Видя, как чистые струи, извиваясь, текут на поверхности болота, Костров вдруг почувствовал неодолимую жажду: сухо почмокал губами, огляделся вокруг и увидел Бусыгина, разгребающего руками тину.

– Иди–ка сюда, Степа, тут вода питьевая.

– Ее и здесь полно, – не оборачиваясь, ответил Бусыгин. – Уже нахлебался по самые ноздри!

Алексей нагнулся, разгреб плавающую поверху ряску и, черпая воду пригоршнями, стал пить большими глотками. Вода была ржавая, тухлая, но Костров, напившись, крякнул от удовольствия, вытер мокрую щетину на верхней губе, подбородке и щеках и начал соображать, как ему пробираться дальше.

Залезть прямо в воду и двигаться, разгребая руками жижу, нельзя топко, увязнешь да и не устоишь долго в ледяной воде, окоченеешь. Придется прыгать с кочки на кочку. Рослым легко удается этот прием, а каково ему, Алексею, с натруженной, хрупающей в колене ногой? Он тоже цепляется за кочку, опирается костылем, шагает через силу, но кочка дрожит, клонится набок, и Алексей погружается в трясину. Делает суматошный рывок, пытается схватиться за ближнее деревцо. Какой обман! От малейшего прикосновения деревцо валится как подрубленное, притронется к другому, более крупному, тоже падает. Что за чертовщина, почему они такие хилые? Оказывается, и для росших тут молодых осинок болото уготовило гибель – попрели на корню, умерли осинки рано, не успев даже пережить свою молодость.

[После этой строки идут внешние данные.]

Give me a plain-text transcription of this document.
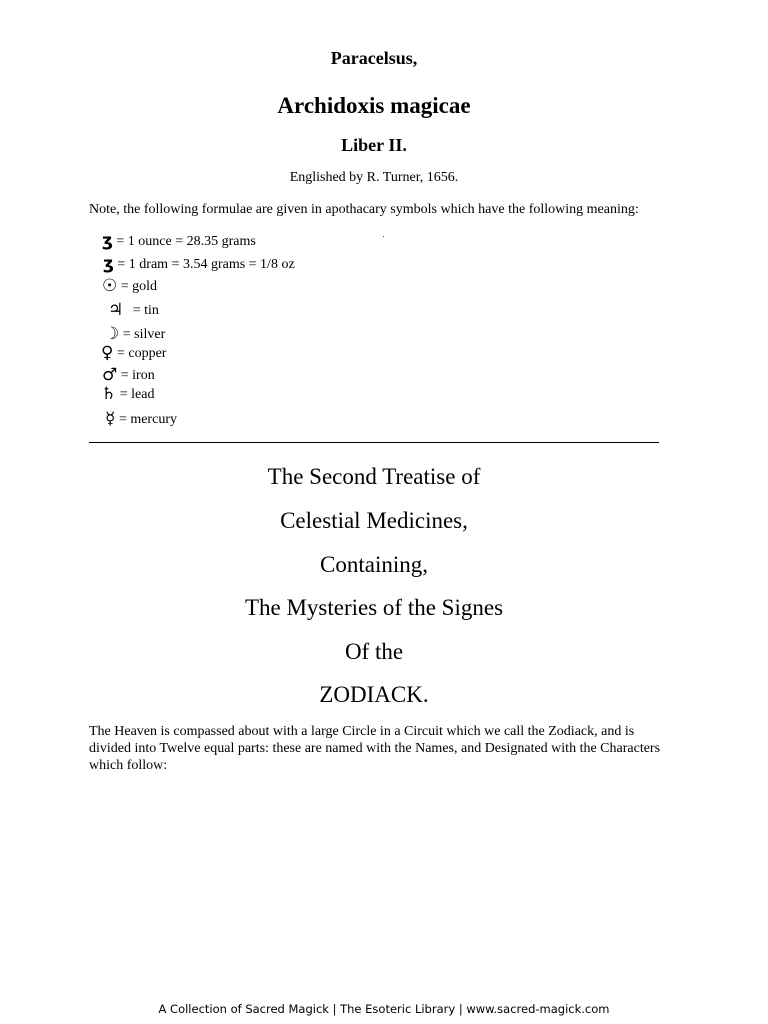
Paracelsus,
Archidoxis magicae
Liber II.
Englished by R. Turner, 1656.
Note, the following formulae are given in apothacary symbols which have the following meaning:
ʒ = 1 ounce = 28.35 grams
ʒ = 1 dram = 3.54 grams = 1/8 oz
☉ = gold
♃ = tin
☽ = silver
♀ = copper
♂ = iron
♄ = lead
☿ = mercury
The Second Treatise of
Celestial Medicines,
Containing,
The Mysteries of the Signes
Of the
ZODIACK.
The Heaven is compassed about with a large Circle in a Circuit which we call the Zodiack, and is divided into Twelve equal parts: these are named with the Names, and Designated with the Characters which follow:
A Collection of Sacred Magick | The Esoteric Library | www.sacred-magick.com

Неужели и ему, Алексею, болото грозит погибелью? Недаром оно с такой издевкой расставило на его пути то трясучие, не выдерживающие худого тела кочки, то вот эти осинки, на которых кора – он только сейчас, стоя по колено в воде, заметил – шелушится, а местами совсем облезла, оголив ткань умершего дерева. И минуты не прошло, а Костров увяз уже по пояс, промедлишь – и уйдешь с головой. Он изо всех сил напрягался, подаваясь всем телом вперед, потом хватался за осоку, за проросшую корнями кочку и все же выбрался из трясины. Руки в порезах – кровь проступила на пальцах и ладонях. В другой бы раз не обратил внимания, а сейчас, когда совсем изнемогло тело, на лице нащупываешь только кости, обтянутые кожей, до чего же дорога каждая капля крови, и ужасно подумать, что ее не остановить… Да и как уймешь? Отсосать, наложить на место пореза листок травы, но для этого нужно время, а ему некогда, надо пробираться дальше.

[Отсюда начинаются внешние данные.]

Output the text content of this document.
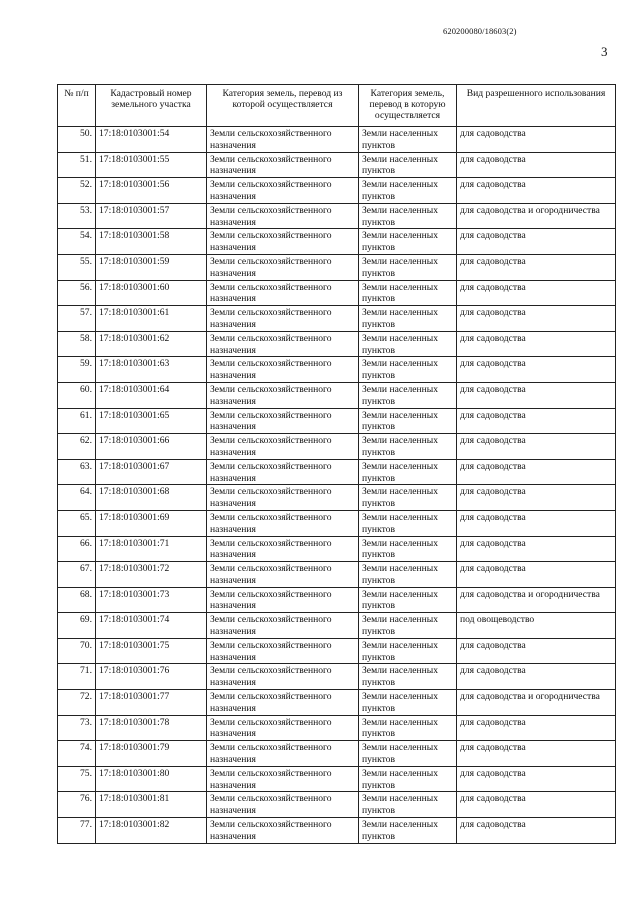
620200080/18603(2)
3
№ п/п	Кадастровый номер земельного участка	Категория земель, перевод из которой осуществляется	Категория земель, перевод в которую осуществляется	Вид разрешенного использования
50.	17:18:0103001:54	Земли сельскохозяйственного назначения	Земли населенных пунктов	для садоводства
51.	17:18:0103001:55	Земли сельскохозяйственного назначения	Земли населенных пунктов	для садоводства
52.	17:18:0103001:56	Земли сельскохозяйственного назначения	Земли населенных пунктов	для садоводства
53.	17:18:0103001:57	Земли сельскохозяйственного назначения	Земли населенных пунктов	для садоводства и огородничества
54.	17:18:0103001:58	Земли сельскохозяйственного назначения	Земли населенных пунктов	для садоводства
55.	17:18:0103001:59	Земли сельскохозяйственного назначения	Земли населенных пунктов	для садоводства
56.	17:18:0103001:60	Земли сельскохозяйственного назначения	Земли населенных пунктов	для садоводства
57.	17:18:0103001:61	Земли сельскохозяйственного назначения	Земли населенных пунктов	для садоводства
58.	17:18:0103001:62	Земли сельскохозяйственного назначения	Земли населенных пунктов	для садоводства
59.	17:18:0103001:63	Земли сельскохозяйственного назначения	Земли населенных пунктов	для садоводства
60.	17:18:0103001:64	Земли сельскохозяйственного назначения	Земли населенных пунктов	для садоводства
61.	17:18:0103001:65	Земли сельскохозяйственного назначения	Земли населенных пунктов	для садоводства
62.	17:18:0103001:66	Земли сельскохозяйственного назначения	Земли населенных пунктов	для садоводства
63.	17:18:0103001:67	Земли сельскохозяйственного назначения	Земли населенных пунктов	для садоводства
64.	17:18:0103001:68	Земли сельскохозяйственного назначения	Земли населенных пунктов	для садоводства
65.	17:18:0103001:69	Земли сельскохозяйственного назначения	Земли населенных пунктов	для садоводства
66.	17:18:0103001:71	Земли сельскохозяйственного назначения	Земли населенных пунктов	для садоводства
67.	17:18:0103001:72	Земли сельскохозяйственного назначения	Земли населенных пунктов	для садоводства
68.	17:18:0103001:73	Земли сельскохозяйственного назначения	Земли населенных пунктов	для садоводства и огородничества
69.	17:18:0103001:74	Земли сельскохозяйственного назначения	Земли населенных пунктов	под овощеводство
70.	17:18:0103001:75	Земли сельскохозяйственного назначения	Земли населенных пунктов	для садоводства
71.	17:18:0103001:76	Земли сельскохозяйственного назначения	Земли населенных пунктов	для садоводства
72.	17:18:0103001:77	Земли сельскохозяйственного назначения	Земли населенных пунктов	для садоводства и огородничества
73.	17:18:0103001:78	Земли сельскохозяйственного назначения	Земли населенных пунктов	для садоводства
74.	17:18:0103001:79	Земли сельскохозяйственного назначения	Земли населенных пунктов	для садоводства
75.	17:18:0103001:80	Земли сельскохозяйственного назначения	Земли населенных пунктов	для садоводства
76.	17:18:0103001:81	Земли сельскохозяйственного назначения	Земли населенных пунктов	для садоводства
77.	17:18:0103001:82	Земли сельскохозяйственного назначения	Земли населенных пунктов	для садоводства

Кочки все реже, а воды все больше. Тело, ноги, как обручем, сковала ледяная вода. Впрочем, Алексей уже совсем не чувствует ног, особенно правой: болит ли она или отнялась – он этого не ощущает. Весь остаток энергии в руках, в измученном теле он собрал для последнего усилия и, разгребая вязкое месиво, ползет. Он уже не надеется выбраться из этого дьявольского омута, зовет кого–то на помощь. К нему спешат Бусыгин, другие бойцы, кидают в руки повод, связанный из поясных ремней, и с силой вытягивают его из трясины.

Неизвестно, сколько ушло времени на борьбу с болотом, но стылое вечернее небо уже померкло. Вышли на берег. Вода ручьями сбегает с почерневших гимнастерок, сползает илистая грязь. А брюки пузырятся, как наполненные брезентовые ведра, и чтобы избавиться от воды, бойцы разуваются, снимают штаны. Мучает холод, вгоняет в дрожь, пробирает до костей ветер. Надо бы обсушиться, иначе свалит простуда.

С километр шли они лесом – действительно, какой на этой стороне густой, девственный лес! В глубине, на прогалине увидели деревянное строение. Похоже, дом лесника.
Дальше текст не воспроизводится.